After coming off one of the worst sales years in the trailer industry’s history, manufacturers are intent on delivering more cost-saving features to customers across the trucking spectrum. “Trucks are getting heavier and more expensive due to emission regulations,” said Craig Bennett, senior vp-sales and marketing for Utility Trailer Manufacturing Co., during a news conference at last week’s Mid-America Trucking Show.

Bennett pointed out that the average weight of a Class 8 truck has increased some 1,500 to 1,700 lbs between 2007 and 2010. “As a result, fleets are looking for ways to reduce trailer tare weight, improve fuel economy benefits, make them more repairable and last longer – all to generate cost savings for their bottom line,” he said.

Delivering such value to customers, Bennett added, is also critical to helping re-ignite languishing trailer sales . According to ACT Research, trailer sales as a whole dropped to 79,432 units in 2009 – a nearly 50% falloff from 144,377 in 2008 and an over 75% decline from 277,398 units in 2006.

Utility’s answer to the cost-saving demands of customers is its own trailer “side skirts,” which were designed in-house and offered with factory installation and a 5-year warranty. Introduced in February , the Utility Side Skirt 120 (USS-120) and Utility Side Skirt 160 (USS-160) are made from a flexible fiberglass reinforced plastic (FRP) material attached to refrigerated and dry van trailers, respectively, via stainless steel braces to the chassis. They cost $1,000 to $2,000 per pair to equip one trailer, Bennett noted, depending on tax incentives available.

The USS-120 provides on average a 4% improvement in fuel economy, while the USS-160 showed a 5% boost. But he said the fuel gains will depend ultimately on how the tractor-trailer is driven on the road, .

Other trailer makers are also hard at work with new innovations to show for it. Hyundai Translead’s new Freight Max 53-ft dry van trailer is lighter by 1,000 to 1,200 lbs compared to either traditional sheet-and-post or composite 53-ft models, said Todd Pate, Hyundai’s director of national account sales for the north central region. “It’s all about allowing fleets to haul more payload while also reducing the fuel consumed when pulling an empty unit,” he told FleetOwner. “Lighter trailers help you do that.”

Pate added that a customer – specifically, David Oren, president of Dart Transit – came up with the Freight Max’s design and holds the patent, with Hyundai producing and marketing the design under license. “That shows you how critical weight is to the dry van market,” Pate said.

Great Dane Trailers has enhanced its ThermoGuard liner material for refrigerated trailers as a way to lower life-cycle costs and extend ownership periods for fleets – efforts rooted in helping shrink the impact of trailers on the bottom line.

Great Dane’s ThermoGuard liner now includes a metallic layer that retards “outgassing” from foam insulation – meaning deterioration of the refrigerated trailer’s insulation is held in check longer, extending the usable life of a reefer while reducing operational costs over that period, said Chris Hammond IV, Great Dane’s vp-dealer sales and operations.
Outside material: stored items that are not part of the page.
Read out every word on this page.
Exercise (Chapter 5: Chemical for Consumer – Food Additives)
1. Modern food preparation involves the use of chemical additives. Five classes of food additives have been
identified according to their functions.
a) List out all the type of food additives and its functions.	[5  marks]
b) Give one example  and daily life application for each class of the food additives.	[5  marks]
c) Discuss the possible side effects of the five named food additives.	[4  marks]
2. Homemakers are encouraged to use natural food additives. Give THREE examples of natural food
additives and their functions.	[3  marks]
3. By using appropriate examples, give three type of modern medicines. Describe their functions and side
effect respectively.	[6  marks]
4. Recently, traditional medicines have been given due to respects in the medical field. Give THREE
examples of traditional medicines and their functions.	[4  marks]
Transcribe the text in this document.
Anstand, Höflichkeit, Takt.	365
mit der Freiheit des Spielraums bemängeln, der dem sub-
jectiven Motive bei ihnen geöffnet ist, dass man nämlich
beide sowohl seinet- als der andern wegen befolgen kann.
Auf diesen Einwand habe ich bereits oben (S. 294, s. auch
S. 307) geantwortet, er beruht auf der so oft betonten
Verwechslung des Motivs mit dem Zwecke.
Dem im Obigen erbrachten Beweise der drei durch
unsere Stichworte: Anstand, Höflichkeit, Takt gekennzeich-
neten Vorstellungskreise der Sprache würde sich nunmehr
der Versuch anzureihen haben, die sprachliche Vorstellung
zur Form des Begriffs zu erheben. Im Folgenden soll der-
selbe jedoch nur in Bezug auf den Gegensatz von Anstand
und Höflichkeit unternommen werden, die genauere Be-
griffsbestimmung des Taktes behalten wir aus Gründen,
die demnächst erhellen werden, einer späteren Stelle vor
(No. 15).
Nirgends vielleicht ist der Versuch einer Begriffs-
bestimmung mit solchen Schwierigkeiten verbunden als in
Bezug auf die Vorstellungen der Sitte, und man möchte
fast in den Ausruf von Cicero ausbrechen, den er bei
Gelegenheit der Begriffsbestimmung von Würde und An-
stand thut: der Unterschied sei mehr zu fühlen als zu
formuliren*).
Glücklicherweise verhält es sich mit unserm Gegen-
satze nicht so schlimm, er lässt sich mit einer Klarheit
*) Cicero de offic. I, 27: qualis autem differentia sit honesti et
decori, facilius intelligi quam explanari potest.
“If you don’t lose your insulating ability your trailer will last longer and the reefer unit won’t have to work as hard to maintain desired temperatures,” he told FleetOwner. “That also means you won’t have to change the reefer unit’s oil as often and less fuel will be used as well.”

All these engineering efforts aim to help build up demand for new trailers, Utility’s Bennett added.

“Our industry has really contracted – last year’s sales represented the lowest number of trailers sold in 34 years. That’s a challenge for everyone,” he said. “But this year we’re forecasting a 20% to 25% rise in sales as fleets replace old equipment. We’re hopeful sales will just keep going up from there.”